The other two major societies in previous rounds of elections have been the Sunni Islamist societies: The Salafist Al-Asalah Society and the pro-Muslim Brotherhood Al-Minbar Society.
In the past, these two groups have tried to coordinate their elections strategy, this was less successful in 2010 and the result was that these two societies only won five seats between them; three for Asalah and two for Minbar.
However, in 2014, Minbar decided to compete as part of the new loyalist Al-Fateh Coalition. Three other Al-Fateh societies put forward candidates: The National Unity Gathering put forward seven candidates, Mithaq fielded three and Al-Wasat’s secretary-general Ahmed Al Binali contested in the 3rd Muharraq district. Minbar fielded five candidates and Asalah acting completely independently put forward six.
However, even the Al-Fateh societies didn’t fully agree on an elections strategy. For example, in 1st Southern the vote was split three ways between the NUG, Minbar and Asalah.
The only other major political society associated with the elections was the new liberal grouping Al-Watan. However, several members stood as independents, the secretary-general former MP Ahmed al-Saati did not register and several prominent candidates like Lulwa Mutlaq, Bard al-Hammadi and Adel Al Safr performed worse than expected in the 22 November first round vote.
There was a pervasive sense prior to the elections that voters were losing trust in political societies and the prospects were stronger for independent candidates. In fact, several figures known to be associated with political societies competed on an independent platform for precisely this reason.
The first round vote
The first round vote was a disaster for the National Unity Gathering. None of its seven candidates made it into the second round and several figures scored very disappointingly in the public vote. Mithaq and Wasat performed a little better, with two from Mithaq and Wasat’s candidate all getting second place and making it into the second round. However, none of these contestants are favourites to win in the second round vote on 29 November.
Asalah lost two candidates in the first round, Abdulnasir al-Mahmeed (3rd Muharraq) and Abdulrazzaq al-Hattab (5th Southern). However Asalah’s Abdulhalim Murad was one of the few candidates to win outright in the first round with more than 50% of the vote and guarantee their place in Parliament.
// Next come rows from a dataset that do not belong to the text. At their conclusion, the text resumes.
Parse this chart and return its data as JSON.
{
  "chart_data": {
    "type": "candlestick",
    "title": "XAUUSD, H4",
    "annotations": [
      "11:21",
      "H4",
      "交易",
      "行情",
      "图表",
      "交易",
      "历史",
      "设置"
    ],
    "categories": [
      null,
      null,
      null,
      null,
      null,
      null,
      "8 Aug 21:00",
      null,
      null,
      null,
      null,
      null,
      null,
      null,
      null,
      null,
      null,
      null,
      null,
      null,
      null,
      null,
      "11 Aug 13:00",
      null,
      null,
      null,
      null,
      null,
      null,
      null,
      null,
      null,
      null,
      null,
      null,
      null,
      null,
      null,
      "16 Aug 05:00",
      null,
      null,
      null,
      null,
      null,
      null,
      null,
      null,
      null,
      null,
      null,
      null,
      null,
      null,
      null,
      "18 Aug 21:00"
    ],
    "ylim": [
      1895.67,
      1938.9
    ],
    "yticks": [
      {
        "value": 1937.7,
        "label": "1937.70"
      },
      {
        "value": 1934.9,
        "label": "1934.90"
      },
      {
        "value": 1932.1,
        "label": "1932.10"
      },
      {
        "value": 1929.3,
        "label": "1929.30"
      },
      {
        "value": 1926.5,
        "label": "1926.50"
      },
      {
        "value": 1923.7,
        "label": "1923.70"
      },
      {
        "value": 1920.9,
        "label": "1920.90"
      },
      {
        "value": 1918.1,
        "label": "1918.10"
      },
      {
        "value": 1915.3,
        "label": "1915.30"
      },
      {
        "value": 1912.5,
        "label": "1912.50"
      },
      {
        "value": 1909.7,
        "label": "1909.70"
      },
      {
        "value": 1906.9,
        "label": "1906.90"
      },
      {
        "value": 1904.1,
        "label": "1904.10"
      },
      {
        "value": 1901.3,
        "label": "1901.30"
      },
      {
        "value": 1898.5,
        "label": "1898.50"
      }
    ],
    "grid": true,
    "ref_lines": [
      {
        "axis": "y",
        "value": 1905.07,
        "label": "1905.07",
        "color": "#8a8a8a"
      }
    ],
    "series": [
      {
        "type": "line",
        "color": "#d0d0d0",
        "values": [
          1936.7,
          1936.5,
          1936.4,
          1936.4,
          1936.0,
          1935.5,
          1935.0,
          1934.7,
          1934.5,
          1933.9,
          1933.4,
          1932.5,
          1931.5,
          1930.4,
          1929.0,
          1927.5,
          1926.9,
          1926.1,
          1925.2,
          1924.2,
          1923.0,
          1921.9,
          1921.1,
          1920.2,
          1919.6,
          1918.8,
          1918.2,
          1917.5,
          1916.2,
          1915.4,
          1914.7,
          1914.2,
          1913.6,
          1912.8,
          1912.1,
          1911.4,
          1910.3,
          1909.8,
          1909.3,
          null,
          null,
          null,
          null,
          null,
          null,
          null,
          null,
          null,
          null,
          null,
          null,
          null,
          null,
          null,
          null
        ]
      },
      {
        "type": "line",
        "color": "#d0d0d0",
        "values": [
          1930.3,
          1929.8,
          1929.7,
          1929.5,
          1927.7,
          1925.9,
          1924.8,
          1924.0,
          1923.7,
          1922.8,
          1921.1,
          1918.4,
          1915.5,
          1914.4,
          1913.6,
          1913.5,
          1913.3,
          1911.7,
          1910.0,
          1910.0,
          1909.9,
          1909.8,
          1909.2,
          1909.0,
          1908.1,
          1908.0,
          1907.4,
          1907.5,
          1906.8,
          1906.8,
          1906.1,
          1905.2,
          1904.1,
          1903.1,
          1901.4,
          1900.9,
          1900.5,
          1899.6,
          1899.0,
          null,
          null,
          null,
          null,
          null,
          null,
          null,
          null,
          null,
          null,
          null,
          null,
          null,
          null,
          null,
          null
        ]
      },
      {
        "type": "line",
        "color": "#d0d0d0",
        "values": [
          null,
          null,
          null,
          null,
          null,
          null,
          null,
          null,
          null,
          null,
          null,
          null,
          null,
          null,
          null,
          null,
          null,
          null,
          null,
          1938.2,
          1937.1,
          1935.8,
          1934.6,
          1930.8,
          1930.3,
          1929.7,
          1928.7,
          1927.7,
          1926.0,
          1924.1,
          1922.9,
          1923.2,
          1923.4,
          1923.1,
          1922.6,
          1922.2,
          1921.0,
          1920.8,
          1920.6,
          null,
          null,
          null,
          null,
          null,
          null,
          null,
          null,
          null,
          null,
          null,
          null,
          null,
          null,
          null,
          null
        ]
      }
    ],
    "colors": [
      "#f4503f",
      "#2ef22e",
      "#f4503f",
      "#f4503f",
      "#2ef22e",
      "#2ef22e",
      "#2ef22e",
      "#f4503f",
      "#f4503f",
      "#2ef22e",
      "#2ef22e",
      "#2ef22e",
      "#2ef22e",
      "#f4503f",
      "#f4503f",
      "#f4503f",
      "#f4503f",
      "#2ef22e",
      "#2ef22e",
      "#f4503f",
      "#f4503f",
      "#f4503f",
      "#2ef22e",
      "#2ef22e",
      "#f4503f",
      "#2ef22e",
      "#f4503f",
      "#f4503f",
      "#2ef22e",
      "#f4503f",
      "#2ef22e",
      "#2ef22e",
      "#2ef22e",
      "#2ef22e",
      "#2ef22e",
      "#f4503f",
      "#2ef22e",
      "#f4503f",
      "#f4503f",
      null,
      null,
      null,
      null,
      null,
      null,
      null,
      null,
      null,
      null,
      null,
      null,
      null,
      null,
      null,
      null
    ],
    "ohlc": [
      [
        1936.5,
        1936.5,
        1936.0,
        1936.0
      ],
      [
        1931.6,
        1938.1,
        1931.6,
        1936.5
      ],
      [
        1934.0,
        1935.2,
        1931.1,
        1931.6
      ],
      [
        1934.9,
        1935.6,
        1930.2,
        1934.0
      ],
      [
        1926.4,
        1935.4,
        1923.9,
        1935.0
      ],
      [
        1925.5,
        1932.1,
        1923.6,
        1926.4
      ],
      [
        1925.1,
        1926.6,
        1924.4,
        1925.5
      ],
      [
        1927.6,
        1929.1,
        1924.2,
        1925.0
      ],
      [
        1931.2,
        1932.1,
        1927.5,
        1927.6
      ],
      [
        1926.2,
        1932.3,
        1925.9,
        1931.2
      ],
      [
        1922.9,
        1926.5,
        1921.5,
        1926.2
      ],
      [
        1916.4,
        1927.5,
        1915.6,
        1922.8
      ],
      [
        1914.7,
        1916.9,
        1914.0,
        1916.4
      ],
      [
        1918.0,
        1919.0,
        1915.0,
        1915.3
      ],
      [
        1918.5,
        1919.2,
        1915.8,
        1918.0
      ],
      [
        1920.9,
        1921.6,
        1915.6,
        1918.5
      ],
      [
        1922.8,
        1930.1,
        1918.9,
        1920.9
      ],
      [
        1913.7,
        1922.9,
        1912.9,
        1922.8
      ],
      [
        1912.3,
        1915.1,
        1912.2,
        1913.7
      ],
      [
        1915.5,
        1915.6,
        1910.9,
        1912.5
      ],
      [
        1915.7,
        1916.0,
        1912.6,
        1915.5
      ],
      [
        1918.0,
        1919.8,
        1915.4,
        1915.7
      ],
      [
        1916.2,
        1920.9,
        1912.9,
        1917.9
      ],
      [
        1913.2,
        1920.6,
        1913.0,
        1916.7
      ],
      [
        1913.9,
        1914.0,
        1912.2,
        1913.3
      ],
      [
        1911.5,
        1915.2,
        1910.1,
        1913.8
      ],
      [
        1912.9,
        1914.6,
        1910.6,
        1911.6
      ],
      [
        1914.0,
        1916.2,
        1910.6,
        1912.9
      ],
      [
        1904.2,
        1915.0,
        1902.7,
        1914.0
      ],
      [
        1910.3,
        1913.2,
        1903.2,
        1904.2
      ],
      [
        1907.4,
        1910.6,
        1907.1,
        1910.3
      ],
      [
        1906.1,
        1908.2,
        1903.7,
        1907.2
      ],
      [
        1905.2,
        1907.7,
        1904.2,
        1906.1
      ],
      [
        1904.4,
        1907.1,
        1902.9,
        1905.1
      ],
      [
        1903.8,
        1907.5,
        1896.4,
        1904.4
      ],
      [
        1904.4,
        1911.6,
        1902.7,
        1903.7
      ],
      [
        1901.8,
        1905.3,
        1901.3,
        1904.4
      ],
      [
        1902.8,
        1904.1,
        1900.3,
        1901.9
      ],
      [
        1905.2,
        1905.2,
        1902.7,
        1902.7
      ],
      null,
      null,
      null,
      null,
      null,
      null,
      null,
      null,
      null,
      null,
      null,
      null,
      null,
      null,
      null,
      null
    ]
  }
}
There were three districts where Asalah and Minbar went head-to-head. In 1st Southern, the Minbar contestant was knocked out, but Asalah’s Adnan al-Maliki came a distant second to independent candidate Khalid al-Shaer (1797 votes to 1198). In 10th Northern Asalah’s Khalid al-Mahmoud came a distant second to Minbar’s Mohammed al-Ammadi (3643 votes to 2138)
In 7th Muharraq Asalah’s Ali al-Muqlah narrowly beat Minbar’s Nasser al-Fadhalah into second place (1599 votes to 1525). So all three of these Asalah candidates are through to the second round, but only Al-Muqla is (narrowly) a favourite to win.
Therefore the most likely scenario is that Asalah get two parliamentary seats; Abdulhalim Murad’s seat is guaranteed and Ali al-Muqla may hold his lead against Al-Fadhalah in 7th Muharraq.
Al-Minbar also have four contestants through to the second round. However, two of these – as we have seen – have to face-off against Asalah candidates.
Minbar’s Saadi Mohammed came first place in 1st Muharraq (1986 votes to Ali Bufursan’s 1567) and Adel al-Dhawadi squeezed into the second round, scoring 1848 votes against 2158 votes for independent candidate Isa Turki.
With one Asalah candidate guaranteed a seat, and two seats where Asalah and Minbar are competing against each other, the minimum number of parliamentary seats these societies can win between them is three. The maximum number of seats these two societies can win is six. However, as we have seen, two candidates – Asalah’s Al-Maliki and Minbar’s Al-Dhawadi – are not favourites to win their seats.
Therefore, the most likely scenario is that Minbar and Asalah come away with four seats between them, probably two each.
However, this doesn’t stop these societies allying themselves with other nominally independent figures in the Parliament to widen the size of their political bloc and strengthen their influence.